Reviewing UK food security
The Andersons’ report has identified 40 active substances deemed likely to be lost or restricted in use including insecticides, fungicides, herbicides and molluscicides. This would affect the control of weeds, disease, and pests in key UK crops, relying on a smaller number of pesticides and resulting in build-up of resistance. It could also result in decreases in yields in therange of 4-50% in the crops evaluated in the study. According to the report, this could lead to little, or no, domestic production of some British foods, such as frozen peas, apples and fresh carrots, and an overall drop of income from UK agriculture of around £1.7bn per annum, equating to a 36% drop in profitability from current levels.

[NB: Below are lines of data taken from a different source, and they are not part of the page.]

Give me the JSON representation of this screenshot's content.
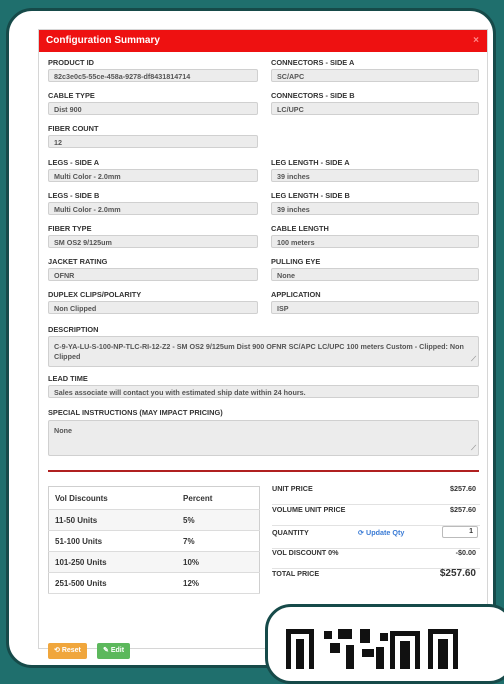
{
  "header": {
    "title": "Configuration Summary",
    "close": "×"
  },
  "fields": {
    "product_id": {
      "label": "PRODUCT ID",
      "value": "82c3e0c5-55ce-458a-9278-df8431814714"
    },
    "connectors_a": {
      "label": "CONNECTORS - SIDE A",
      "value": "SC/APC"
    },
    "cable_type": {
      "label": "CABLE TYPE",
      "value": "Dist 900"
    },
    "connectors_b": {
      "label": "CONNECTORS - SIDE B",
      "value": "LC/UPC"
    },
    "fiber_count": {
      "label": "FIBER COUNT",
      "value": "12"
    },
    "legs_a": {
      "label": "LEGS - SIDE A",
      "value": "Multi Color - 2.0mm"
    },
    "leg_length_a": {
      "label": "LEG LENGTH - SIDE A",
      "value": "39 inches"
    },
    "legs_b": {
      "label": "LEGS - SIDE B",
      "value": "Multi Color - 2.0mm"
    },
    "leg_length_b": {
      "label": "LEG LENGTH - SIDE B",
      "value": "39 inches"
    },
    "fiber_type": {
      "label": "FIBER TYPE",
      "value": "SM OS2 9/125um"
    },
    "cable_length": {
      "label": "CABLE LENGTH",
      "value": "100 meters"
    },
    "jacket_rating": {
      "label": "JACKET RATING",
      "value": "OFNR"
    },
    "pulling_eye": {
      "label": "PULLING EYE",
      "value": "None"
    },
    "duplex": {
      "label": "DUPLEX CLIPS/POLARITY",
      "value": "Non Clipped"
    },
    "application": {
      "label": "APPLICATION",
      "value": "ISP"
    }
  },
  "description": {
    "label": "DESCRIPTION",
    "value": "C-9-YA-LU-S-100-NP-TLC-RI-12-Z2 - SM OS2 9/125um Dist 900 OFNR SC/APC LC/UPC 100 meters  Custom - Clipped: Non Clipped"
  },
  "lead_time": {
    "label": "LEAD TIME",
    "value": "Sales associate will contact you with estimated ship date within 24 hours."
  },
  "special": {
    "label": "SPECIAL INSTRUCTIONS (MAY IMPACT PRICING)",
    "value": "None"
  },
  "discounts": {
    "headers": [
      "Vol Discounts",
      "Percent"
    ],
    "rows": [
      [
        "11-50 Units",
        "5%"
      ],
      [
        "51-100 Units",
        "7%"
      ],
      [
        "101-250 Units",
        "10%"
      ],
      [
        "251-500 Units",
        "12%"
      ]
    ]
  },
  "pricing": {
    "unit_price_label": "UNIT PRICE",
    "unit_price": "$257.60",
    "volume_label": "VOLUME UNIT PRICE",
    "volume_price": "$257.60",
    "quantity_label": "QUANTITY",
    "update_label": "Update Qty",
    "quantity": "1",
    "vol_discount_label": "VOL DISCOUNT 0%",
    "vol_discount": "-$0.00",
    "total_label": "TOTAL PRICE",
    "total": "$257.60"
  },
  "buttons": {
    "reset": "Reset",
    "edit": "Edit"
  },
  "colors": {
    "header": "#ee1111",
    "reset": "#f0a63c",
    "edit": "#5cb85c",
    "link": "#3a7bd5",
    "background": "#1f6f6d"
  },
  "icons": {
    "reset": "refresh-icon",
    "edit": "edit-icon",
    "update": "sync-icon"
  }
}
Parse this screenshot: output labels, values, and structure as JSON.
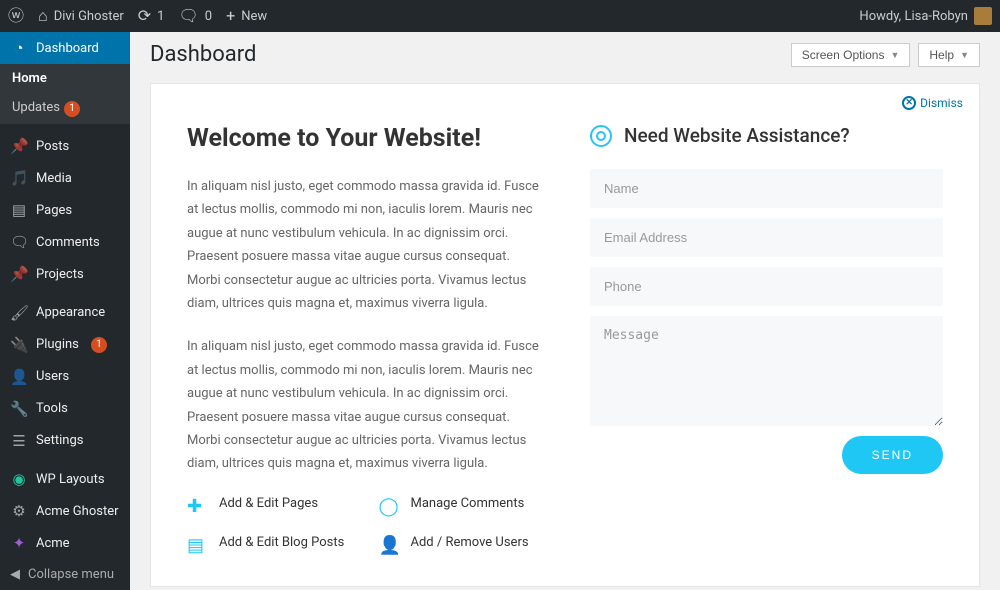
{
  "adminbar": {
    "site_name": "Divi Ghoster",
    "updates_count": "1",
    "comments_count": "0",
    "new_label": "New",
    "howdy": "Howdy, Lisa-Robyn"
  },
  "sidebar": {
    "dashboard": "Dashboard",
    "home": "Home",
    "updates": "Updates",
    "updates_badge": "1",
    "posts": "Posts",
    "media": "Media",
    "pages": "Pages",
    "comments": "Comments",
    "projects": "Projects",
    "appearance": "Appearance",
    "plugins": "Plugins",
    "plugins_badge": "1",
    "users": "Users",
    "tools": "Tools",
    "settings": "Settings",
    "wp_layouts": "WP Layouts",
    "acme_ghoster": "Acme Ghoster",
    "acme": "Acme",
    "collapse": "Collapse menu"
  },
  "page": {
    "title": "Dashboard",
    "screen_options": "Screen Options",
    "help": "Help",
    "dismiss": "Dismiss"
  },
  "welcome": {
    "heading": "Welcome to Your Website!",
    "p1": "In aliquam nisl justo, eget commodo massa gravida id. Fusce at lectus mollis, commodo mi non, iaculis lorem. Mauris nec augue at nunc vestibulum vehicula. In ac dignissim orci. Praesent posuere massa vitae augue cursus consequat. Morbi consectetur augue ac ultricies porta. Vivamus lectus diam, ultrices quis magna et, maximus viverra ligula.",
    "p2": "In aliquam nisl justo, eget commodo massa gravida id. Fusce at lectus mollis, commodo mi non, iaculis lorem. Mauris nec augue at nunc vestibulum vehicula. In ac dignissim orci. Praesent posuere massa vitae augue cursus consequat. Morbi consectetur augue ac ultricies porta. Vivamus lectus diam, ultrices quis magna et, maximus viverra ligula."
  },
  "assist": {
    "heading": "Need Website Assistance?",
    "name_ph": "Name",
    "email_ph": "Email Address",
    "phone_ph": "Phone",
    "message_ph": "Message",
    "send": "SEND"
  },
  "quick": {
    "pages": "Add & Edit Pages",
    "comments": "Manage Comments",
    "posts": "Add & Edit Blog Posts",
    "users": "Add / Remove Users"
  }
}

Scientists at the James Hutton Institute have cast doubt on the wisdom of the European Union’s aim to restrict the use of these pesticides. According to Professor Ian Toth, Controlling Weeds, Pests and Diseases Research Theme Leader at the James Hutton Institute, seeking to ban pesticides based on ‘hazard’ rather than ‘risk’ means that a chemical would be banned even if it was used at concentrations much lower than those deemed to be hazardous. ‘We currently import just under 50% of our food into the UK and crop yield reductions due to reduced use of pesticides will almost certainly increase that reliance in future. Ironically, many of the crops that we import from countries outside the EU will have been produced using the very chemicals the EU has targeted for reduction,’ said Professor Toth. The Institute is working to find viable alternatives to the pesticides earmarked for reduction, such as better targeting of chemical applications, resistant crops and biocontrol through integrated pest management.